Ragavan (10) compared three patient groups receiving periprostatic nerve block with 1% lidocaine (10 mL), 100 mg diclofenac suppository, and a combination of both drugs. No significant difference was observed between the three groups in terms of pain at the time of probe insertion, 1 h after biopsy, and on the day after procedure. However, a significant difference in biopsy pain was found in the groups that received the periprostatic nerve block compared to diclofenac alone. Patients in the diclofenac alone group had the lowest analgesic use compared with the combination and lidocaine alone group (14.6% vs. 30.6% and 40% respectively) (10). In our study, significantly lower scores were observed in the nerve block group at the time of biopsy until 2 h postprocedure, while pain scores with the diclofenac patch were significantly higher after the procedure as compared to control.

Wu et al. found no benefit in patient recovery after transrectal biopsy of 5 mL of lidocaine infiltration injected laterally to the seminal vesicles bilaterally compared with placebo (11). However, this result may be explained by the small sample size in that study or insufficient local dose of lidocaine. The current study demonstrated that periprostatic nerve block of 5 mL 1% lidocaine injected just lateral to the junction between the prostate base and the seminal vesicle immediately prior to biopsy provides sufficient analgesia.

Schostak et al. compared four groups of patients in the following analgesic treatment groups: no local anesthesia, anesthetic block of the prostatic plexus, local anesthesia onto the capsule of the apex, and a combination of the two latter methods (12). They found that all types of local anesthesia resulted in lower pain scores. The most effective was apical infiltration, which was technically less difficult to administer than anesthetic block, minimally invasive, and associated with lower morbidity. Taverna et al. utilized a single bolus of 10 mL lidocaine administered at the prostatic midline between Denonvilliers’ fascia and the periprostatic fascia overlying the prostate(13). They found this option to be safe, well-tolerated, and effective with no increase in adverse effects. Similar results were observed in this study in the nerve block group.

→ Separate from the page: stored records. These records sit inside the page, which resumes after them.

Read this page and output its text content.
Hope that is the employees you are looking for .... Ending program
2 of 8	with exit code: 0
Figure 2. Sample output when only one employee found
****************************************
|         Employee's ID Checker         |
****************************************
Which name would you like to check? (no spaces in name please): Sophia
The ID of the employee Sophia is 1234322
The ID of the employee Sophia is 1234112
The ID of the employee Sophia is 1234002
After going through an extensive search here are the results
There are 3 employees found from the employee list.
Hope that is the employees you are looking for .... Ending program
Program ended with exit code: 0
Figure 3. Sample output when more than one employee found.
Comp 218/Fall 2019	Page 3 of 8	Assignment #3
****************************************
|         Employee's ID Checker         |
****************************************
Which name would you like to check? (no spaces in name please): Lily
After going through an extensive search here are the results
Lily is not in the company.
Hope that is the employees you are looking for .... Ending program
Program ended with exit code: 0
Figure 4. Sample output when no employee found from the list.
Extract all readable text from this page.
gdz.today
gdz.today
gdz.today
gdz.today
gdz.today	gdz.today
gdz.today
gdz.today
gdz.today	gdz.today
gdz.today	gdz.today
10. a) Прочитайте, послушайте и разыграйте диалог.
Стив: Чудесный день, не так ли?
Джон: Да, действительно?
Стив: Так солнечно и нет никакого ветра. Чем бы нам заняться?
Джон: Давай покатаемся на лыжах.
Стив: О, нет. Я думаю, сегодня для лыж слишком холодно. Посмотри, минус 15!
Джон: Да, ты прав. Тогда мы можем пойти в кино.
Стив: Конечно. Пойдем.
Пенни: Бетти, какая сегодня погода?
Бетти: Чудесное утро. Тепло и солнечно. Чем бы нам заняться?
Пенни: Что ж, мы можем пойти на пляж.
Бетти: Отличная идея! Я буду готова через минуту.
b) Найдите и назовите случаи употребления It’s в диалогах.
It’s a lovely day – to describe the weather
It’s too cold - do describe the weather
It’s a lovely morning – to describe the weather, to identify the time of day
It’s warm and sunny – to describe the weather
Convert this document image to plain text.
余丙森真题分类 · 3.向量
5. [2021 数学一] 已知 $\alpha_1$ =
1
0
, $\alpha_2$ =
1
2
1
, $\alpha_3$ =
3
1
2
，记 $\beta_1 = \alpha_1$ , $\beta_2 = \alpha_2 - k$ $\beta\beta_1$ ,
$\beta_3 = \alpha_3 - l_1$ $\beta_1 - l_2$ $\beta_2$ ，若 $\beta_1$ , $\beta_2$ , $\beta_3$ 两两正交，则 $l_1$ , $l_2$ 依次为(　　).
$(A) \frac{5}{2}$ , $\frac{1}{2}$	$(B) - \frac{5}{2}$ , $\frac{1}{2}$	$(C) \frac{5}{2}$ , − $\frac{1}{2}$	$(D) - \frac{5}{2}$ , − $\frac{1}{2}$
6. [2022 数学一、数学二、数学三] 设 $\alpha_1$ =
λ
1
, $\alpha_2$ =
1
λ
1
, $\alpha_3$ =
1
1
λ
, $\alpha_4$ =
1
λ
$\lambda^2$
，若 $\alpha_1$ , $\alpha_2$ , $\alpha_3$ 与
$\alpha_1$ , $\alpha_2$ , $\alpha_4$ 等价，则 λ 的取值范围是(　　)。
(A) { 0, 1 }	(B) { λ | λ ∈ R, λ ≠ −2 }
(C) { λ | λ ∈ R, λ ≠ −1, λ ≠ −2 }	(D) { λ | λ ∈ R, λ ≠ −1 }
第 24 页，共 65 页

Rabets et al. found bupivacaine to be as effective as a lidocaine/bupivacaine combination in providing sufficient immediate anesthesia for transrectal prostate biopsy (14). They injected analgesics into the hyperechoic notch between the prostate and the seminal vesicle, which they termed the “Mount Everest sign”. Further investigation is required to verify this assertion.

Finally, some authors advocate the use of intravenous analgesia with diazepam, cyclizine, and morphine. Others recommend inhalation of 50% nitrous oxide and oxygen or administration of oral analgesics (nonsteroidal anti-inflammatory drugs and opioids). Use of intrarectal enemas with 1% lidocaine has been suggested as equally effective as periprostatic injection of 1% lidocaine for pain control. Other studies promote the use of topical anesthesia (EMLA cream) over placebo and periprostatic nerve blockage with lidocaine (15) Although numerous techniques have been used to reduce or abolish pain in transrectal biopsy, none has been definitively proven as superior to periprostatic nerve blockage and local anesthetic (16).

In the current study, periprostatic nerve block was effective when used as a single anesthetic agent in TRUS-guided prostate biopsy compared to the diclofenac patch at the time of biopsy until 2 h postprocedure. However, the diclofenac patch provided better pain relief 4 h postprocedure. Therefore diclofenac may play a significant role as an adjunct treatment. Perhaps due to their differing mechanisms of action, these techniques used together may provide sufficient analgesia at all time points in and after the procedure.